On the Farm – So why is our food so expensive?

A recent Commerce Commission report found that the cost of food is the second largest expense for New Zealand households after mortgage or rent. On average, we spend $234 per week on groceries and many of us a whole lot more. By international comparisons, our food prices are very high – as many of us who travelled before the pandemic can attest. So, our farmers must be making a mint, right? Think again.

Before the turn of the 19th century, only a few generations ago, farmers received up to half of every dollar spent by consumers on food. Nowadays, they’re lucky to get somewhere between eight and 12 per cent, with the lion’s share going to marketing and sales (66%), and the rest to processing.

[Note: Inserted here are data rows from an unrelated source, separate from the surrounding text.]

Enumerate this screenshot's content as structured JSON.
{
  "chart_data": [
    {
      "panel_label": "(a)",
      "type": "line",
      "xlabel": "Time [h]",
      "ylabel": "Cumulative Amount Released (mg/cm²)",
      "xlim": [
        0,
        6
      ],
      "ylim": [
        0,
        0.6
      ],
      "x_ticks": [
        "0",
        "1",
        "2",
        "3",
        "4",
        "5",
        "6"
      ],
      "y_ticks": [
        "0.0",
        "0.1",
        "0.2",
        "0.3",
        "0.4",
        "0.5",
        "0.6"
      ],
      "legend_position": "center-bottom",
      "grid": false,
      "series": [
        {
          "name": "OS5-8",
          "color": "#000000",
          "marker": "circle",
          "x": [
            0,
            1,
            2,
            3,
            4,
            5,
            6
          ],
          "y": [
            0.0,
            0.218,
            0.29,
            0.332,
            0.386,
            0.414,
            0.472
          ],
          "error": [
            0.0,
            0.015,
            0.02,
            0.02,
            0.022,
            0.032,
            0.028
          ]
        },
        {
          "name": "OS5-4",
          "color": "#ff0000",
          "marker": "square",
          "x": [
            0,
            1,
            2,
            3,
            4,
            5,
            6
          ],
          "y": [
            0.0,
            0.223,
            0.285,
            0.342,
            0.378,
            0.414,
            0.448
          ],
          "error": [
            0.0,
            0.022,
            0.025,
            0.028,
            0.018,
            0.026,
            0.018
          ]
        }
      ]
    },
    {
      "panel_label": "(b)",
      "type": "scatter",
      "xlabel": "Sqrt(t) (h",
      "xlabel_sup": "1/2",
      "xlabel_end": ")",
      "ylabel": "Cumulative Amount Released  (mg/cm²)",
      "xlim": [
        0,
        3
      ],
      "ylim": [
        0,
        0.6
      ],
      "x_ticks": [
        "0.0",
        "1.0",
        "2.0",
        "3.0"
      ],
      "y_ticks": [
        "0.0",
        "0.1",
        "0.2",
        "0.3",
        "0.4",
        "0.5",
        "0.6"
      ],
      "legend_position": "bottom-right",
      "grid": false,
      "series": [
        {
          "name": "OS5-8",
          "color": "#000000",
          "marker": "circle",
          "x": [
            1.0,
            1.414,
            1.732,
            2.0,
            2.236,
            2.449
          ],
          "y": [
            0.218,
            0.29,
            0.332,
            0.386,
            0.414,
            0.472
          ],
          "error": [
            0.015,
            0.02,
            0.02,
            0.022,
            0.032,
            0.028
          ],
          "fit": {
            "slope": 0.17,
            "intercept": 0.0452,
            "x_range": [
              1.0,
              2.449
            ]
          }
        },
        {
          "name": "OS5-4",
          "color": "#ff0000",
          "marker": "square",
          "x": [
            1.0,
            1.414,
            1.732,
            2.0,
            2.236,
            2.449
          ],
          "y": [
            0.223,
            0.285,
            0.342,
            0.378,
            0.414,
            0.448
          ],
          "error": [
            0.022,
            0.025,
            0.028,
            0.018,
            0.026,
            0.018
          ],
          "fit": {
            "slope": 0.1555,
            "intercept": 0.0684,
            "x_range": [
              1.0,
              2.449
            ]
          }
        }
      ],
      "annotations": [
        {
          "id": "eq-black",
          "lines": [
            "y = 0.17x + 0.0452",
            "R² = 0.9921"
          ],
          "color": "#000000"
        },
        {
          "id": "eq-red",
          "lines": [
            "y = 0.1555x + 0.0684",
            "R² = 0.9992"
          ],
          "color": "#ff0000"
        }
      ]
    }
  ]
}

So, for every plate of 10 chops, the farmer gets paid for one, and even as prices rise, farmers often get less. Bearing in mind also that out of the farmer’s meagre share, he or she is usually servicing a sizeable bank debt.

So where is the value being captured? Unsurprisingly, it is with the domination of the food chain by our supermarkets, who control the wholesale as well as retail sectors and who can and do dictate terms to our growers. The lack of any real competition makes it particularly intense here in New Zealand with only two supermarket conglomerates who carefully avoid competing on cost. Their profit margins are some of the best in the OECD with up to a 23.8 per cent return on investment, whereas elsewhere it would normally be in the range of 4.6 to 6.1 per cent. Even more difficult for our producers is that only a small fraction of the food grown here is consumed here. The vast majority of it (85-95%) goes offshore. Farmers often have even less control over the price achieved for their produce for export, as they have to sell to the exporting company.

While this situation is obviously not good for farmers, it is also not good for the rest of us either. Farmers are custodians of the land and when returns are low, they are forced to work on a “volume model” rather than a “value model” of production. It means there isn’t the time or money to address environmental concerns – the “externalities” that impact on wider society, like freshwater quality, biodiversity and climate change issues.

One of the few options left to our farmers is to try to “reclaim the middle” (by reducing their inputs, stocking rates, debt and overall costs), aiming for more of a “value model”, and by exploring opportunities for value-add local or export sales. Other countries have so far been more successful at this, but it’s fair to say that our producers are more locked-in than most. But with true Kiwi grit and can-do attitudes, we are seeing slow moves to break out, and we can all help our farmers by seeking out and paying extra for locally produced, value-add offerings – especially if direct from the farm, meaning a bigger share is returned to the farmer.